I was a candidate [for Maricopa County recorder] in 2016, but it took us, I think 11 or 12 days after Election Day to get to the point where we could actually call my race because it was so close. So, you know, I know what it means to wait for results from a candidate’s perspective. And there was a lot of close races in 2016, as folks remember. But we’ve done a lot better as time moves forward, so I don’t expect to be waiting anywhere near that long this year.

“We are trying to make sure that voters know exactly what’s happening behind the scenes”

Maribeth Witzel-Behl, Madison, Wisconsin

I’ve been city clerk since 2006. We have 5,365 people scheduled to work at the polls on Election Day. Ordinarily, we have about 3,000. And so we have more poll workers than ever during the pandemic, and a lot of those are first-term officials.

I’ve talked to a lot of people who are new to working at the polls and they have a mom or grandma or an aunt who ordinarily would be working but is unable to this time. So they’ve decided to step up and fill that role. In addition to that, we have some large employers in the area who are giving their employees the day off so they can work at the polls.

In Madison, we process the absentee ballots right at the polling place for those voters. The officials there will carry five absentee envelopes at a time up to the poll book, announce the voter’s names and addresses at the poll book, and those voters are assigned a voter number. Then, the officials will open those envelopes, separate the envelopes from the ballot and feed the ballots into the tabulator to be counted. So when the results are posted on election night, the results from each ward in Madison include the absentees from that ward and the votes cast at the polling place at that ward on Election Day.

When you cast that absentee ballot, the envelope is specific to you. And that’s what gets announced at the poll book. But whether that ballot inside is gonna be counted is determined by the envelope itself. No matter who you vote for or whether you even choose to return a blank ballot, once that envelope is checked in and assigned a voter number, we are processing that ballot.

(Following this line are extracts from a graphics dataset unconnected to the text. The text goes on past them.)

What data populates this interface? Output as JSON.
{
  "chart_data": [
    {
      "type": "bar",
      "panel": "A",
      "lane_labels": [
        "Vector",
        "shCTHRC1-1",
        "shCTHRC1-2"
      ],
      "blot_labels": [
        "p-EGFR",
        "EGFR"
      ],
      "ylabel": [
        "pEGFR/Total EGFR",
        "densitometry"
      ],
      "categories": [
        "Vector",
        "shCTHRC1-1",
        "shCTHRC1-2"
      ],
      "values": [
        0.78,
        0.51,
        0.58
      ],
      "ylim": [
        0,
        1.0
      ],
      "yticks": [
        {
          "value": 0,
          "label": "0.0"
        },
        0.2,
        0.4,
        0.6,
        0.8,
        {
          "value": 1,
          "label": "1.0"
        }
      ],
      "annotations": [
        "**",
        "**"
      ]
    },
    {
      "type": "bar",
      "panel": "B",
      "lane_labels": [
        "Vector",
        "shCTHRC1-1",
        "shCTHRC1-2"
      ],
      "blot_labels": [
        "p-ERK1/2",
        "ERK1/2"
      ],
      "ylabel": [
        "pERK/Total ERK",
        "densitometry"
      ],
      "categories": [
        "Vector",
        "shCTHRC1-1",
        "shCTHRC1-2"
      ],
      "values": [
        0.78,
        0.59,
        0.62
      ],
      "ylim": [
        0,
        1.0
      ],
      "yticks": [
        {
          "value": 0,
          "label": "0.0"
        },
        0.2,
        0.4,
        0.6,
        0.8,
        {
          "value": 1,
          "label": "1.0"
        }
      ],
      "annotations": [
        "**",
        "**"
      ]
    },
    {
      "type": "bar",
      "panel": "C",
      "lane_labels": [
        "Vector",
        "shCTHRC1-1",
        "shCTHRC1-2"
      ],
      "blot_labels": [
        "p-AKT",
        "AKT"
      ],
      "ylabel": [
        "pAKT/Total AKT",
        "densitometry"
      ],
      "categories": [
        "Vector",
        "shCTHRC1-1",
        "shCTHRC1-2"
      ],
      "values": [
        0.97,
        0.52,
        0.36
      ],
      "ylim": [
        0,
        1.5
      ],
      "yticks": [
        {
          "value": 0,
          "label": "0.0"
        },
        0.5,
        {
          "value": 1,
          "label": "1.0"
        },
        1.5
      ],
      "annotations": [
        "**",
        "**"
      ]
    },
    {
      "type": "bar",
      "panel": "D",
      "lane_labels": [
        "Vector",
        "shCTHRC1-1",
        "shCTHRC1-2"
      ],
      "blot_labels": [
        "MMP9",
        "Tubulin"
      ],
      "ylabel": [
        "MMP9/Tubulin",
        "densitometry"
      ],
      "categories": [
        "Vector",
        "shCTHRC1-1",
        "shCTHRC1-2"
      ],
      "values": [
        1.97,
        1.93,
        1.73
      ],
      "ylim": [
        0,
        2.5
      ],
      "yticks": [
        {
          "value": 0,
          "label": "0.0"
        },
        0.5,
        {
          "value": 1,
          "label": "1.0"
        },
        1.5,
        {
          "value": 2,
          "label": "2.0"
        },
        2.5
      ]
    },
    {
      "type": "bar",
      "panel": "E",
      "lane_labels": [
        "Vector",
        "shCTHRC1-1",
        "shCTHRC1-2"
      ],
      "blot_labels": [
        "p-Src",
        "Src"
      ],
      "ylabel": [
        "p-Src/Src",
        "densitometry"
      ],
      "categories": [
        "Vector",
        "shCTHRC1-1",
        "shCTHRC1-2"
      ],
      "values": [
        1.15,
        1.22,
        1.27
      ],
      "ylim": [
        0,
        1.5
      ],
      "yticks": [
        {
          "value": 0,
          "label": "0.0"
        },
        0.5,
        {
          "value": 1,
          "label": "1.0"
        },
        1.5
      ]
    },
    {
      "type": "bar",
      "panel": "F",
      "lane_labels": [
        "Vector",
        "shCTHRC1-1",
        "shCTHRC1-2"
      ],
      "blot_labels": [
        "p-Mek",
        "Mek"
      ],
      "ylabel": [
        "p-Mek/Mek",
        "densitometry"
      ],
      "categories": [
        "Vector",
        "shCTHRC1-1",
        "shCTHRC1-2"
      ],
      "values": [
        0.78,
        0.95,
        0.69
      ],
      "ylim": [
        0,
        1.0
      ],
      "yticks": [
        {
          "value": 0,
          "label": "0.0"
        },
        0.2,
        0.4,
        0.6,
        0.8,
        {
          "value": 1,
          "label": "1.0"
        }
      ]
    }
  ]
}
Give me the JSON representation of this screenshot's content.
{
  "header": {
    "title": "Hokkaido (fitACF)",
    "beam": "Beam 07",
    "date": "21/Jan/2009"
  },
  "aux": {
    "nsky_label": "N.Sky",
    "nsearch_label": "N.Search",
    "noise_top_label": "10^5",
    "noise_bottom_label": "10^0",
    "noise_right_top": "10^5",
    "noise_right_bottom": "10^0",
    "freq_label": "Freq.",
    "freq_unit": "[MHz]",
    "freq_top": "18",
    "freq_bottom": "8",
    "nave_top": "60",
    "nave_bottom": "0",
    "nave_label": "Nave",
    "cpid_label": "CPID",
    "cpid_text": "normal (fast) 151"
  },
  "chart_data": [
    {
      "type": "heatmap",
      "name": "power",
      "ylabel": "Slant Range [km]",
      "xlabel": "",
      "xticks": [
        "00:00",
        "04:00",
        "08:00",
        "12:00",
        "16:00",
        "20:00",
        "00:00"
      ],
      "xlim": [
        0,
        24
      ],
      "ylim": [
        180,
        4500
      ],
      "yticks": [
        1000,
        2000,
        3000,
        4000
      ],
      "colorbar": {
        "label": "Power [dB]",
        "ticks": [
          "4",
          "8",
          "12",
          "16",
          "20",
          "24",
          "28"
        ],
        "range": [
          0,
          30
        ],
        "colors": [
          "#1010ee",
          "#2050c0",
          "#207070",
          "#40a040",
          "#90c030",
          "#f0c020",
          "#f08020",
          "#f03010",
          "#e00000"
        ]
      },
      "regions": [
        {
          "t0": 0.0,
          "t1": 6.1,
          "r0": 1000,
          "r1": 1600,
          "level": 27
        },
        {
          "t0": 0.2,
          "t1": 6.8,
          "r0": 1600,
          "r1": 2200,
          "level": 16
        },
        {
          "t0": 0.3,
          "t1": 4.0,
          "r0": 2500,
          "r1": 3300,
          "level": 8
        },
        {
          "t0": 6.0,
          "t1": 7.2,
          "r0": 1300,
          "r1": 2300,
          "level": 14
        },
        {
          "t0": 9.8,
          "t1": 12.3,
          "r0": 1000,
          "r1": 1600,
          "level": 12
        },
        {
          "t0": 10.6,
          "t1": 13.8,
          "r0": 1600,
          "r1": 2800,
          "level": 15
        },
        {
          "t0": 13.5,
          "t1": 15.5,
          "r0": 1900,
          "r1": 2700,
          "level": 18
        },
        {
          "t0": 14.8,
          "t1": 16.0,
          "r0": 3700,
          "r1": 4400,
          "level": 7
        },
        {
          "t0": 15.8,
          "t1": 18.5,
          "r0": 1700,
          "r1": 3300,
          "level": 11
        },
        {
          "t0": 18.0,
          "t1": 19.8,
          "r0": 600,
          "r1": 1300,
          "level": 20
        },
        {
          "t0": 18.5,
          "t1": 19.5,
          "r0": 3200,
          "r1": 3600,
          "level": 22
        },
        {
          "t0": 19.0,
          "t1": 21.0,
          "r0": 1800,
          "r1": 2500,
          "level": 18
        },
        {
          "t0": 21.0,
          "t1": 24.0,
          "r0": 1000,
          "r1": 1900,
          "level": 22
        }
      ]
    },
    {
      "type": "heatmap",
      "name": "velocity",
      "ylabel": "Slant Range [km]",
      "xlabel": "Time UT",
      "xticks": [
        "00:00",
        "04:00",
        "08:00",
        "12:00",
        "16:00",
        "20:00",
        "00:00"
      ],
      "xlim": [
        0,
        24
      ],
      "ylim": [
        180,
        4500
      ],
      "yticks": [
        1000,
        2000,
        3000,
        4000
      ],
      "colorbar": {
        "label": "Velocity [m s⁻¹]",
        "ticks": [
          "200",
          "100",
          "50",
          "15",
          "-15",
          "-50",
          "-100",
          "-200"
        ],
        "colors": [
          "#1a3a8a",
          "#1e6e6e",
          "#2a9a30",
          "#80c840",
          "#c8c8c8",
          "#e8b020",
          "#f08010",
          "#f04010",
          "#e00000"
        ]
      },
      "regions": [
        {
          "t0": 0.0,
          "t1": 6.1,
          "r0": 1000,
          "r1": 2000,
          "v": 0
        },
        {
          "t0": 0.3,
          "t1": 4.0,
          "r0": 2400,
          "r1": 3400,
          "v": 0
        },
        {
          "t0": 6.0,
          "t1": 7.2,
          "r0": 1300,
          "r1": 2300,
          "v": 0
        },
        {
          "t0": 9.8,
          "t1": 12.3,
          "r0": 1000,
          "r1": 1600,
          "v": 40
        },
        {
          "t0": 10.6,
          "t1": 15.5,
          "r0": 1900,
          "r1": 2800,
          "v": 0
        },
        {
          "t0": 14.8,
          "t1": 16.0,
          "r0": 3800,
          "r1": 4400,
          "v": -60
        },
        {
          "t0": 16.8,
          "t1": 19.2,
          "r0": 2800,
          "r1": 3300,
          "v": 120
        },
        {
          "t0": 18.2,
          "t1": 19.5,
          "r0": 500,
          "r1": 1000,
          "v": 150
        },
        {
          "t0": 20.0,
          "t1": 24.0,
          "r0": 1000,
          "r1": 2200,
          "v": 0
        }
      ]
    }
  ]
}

So it’s not like anybody can open the absentee envelopes and then decide whether they’re going to be counted. That sealed envelope is checked into the poll book. Once the ballots are set into the machine, there’s no way to go back into the ballot box and figure out which ballot was yours. That ballot is a secret ballot.

There are concerns about how do I make sure my ballot was counted after Election Day, and we have to actually manually update that information in the state system. So the next day, you can’t go into the state system to verify that they processed your ballot because we’re going page by page through the poll book and updating everybody’s voter record. But you can, in Wisconsin, log into the state system with your name and date of birth to see that your absentee was received by the clerk’s office and that it was sent to a polling place to be counted.

We should be able to process those during the day on Election Day and run the results as we would usually. We don’t expect any delays because we have so many poll workers available to process these absentees.

We really value transparency, and are trying to make sure that voters know exactly what’s happening behind the scenes. We developed a podcast series about everything that’s taking place. And we’ve had more media in the office than usual, just so voters could be able to see what is going on while they’re unable to come and observe like they ordinarily might do.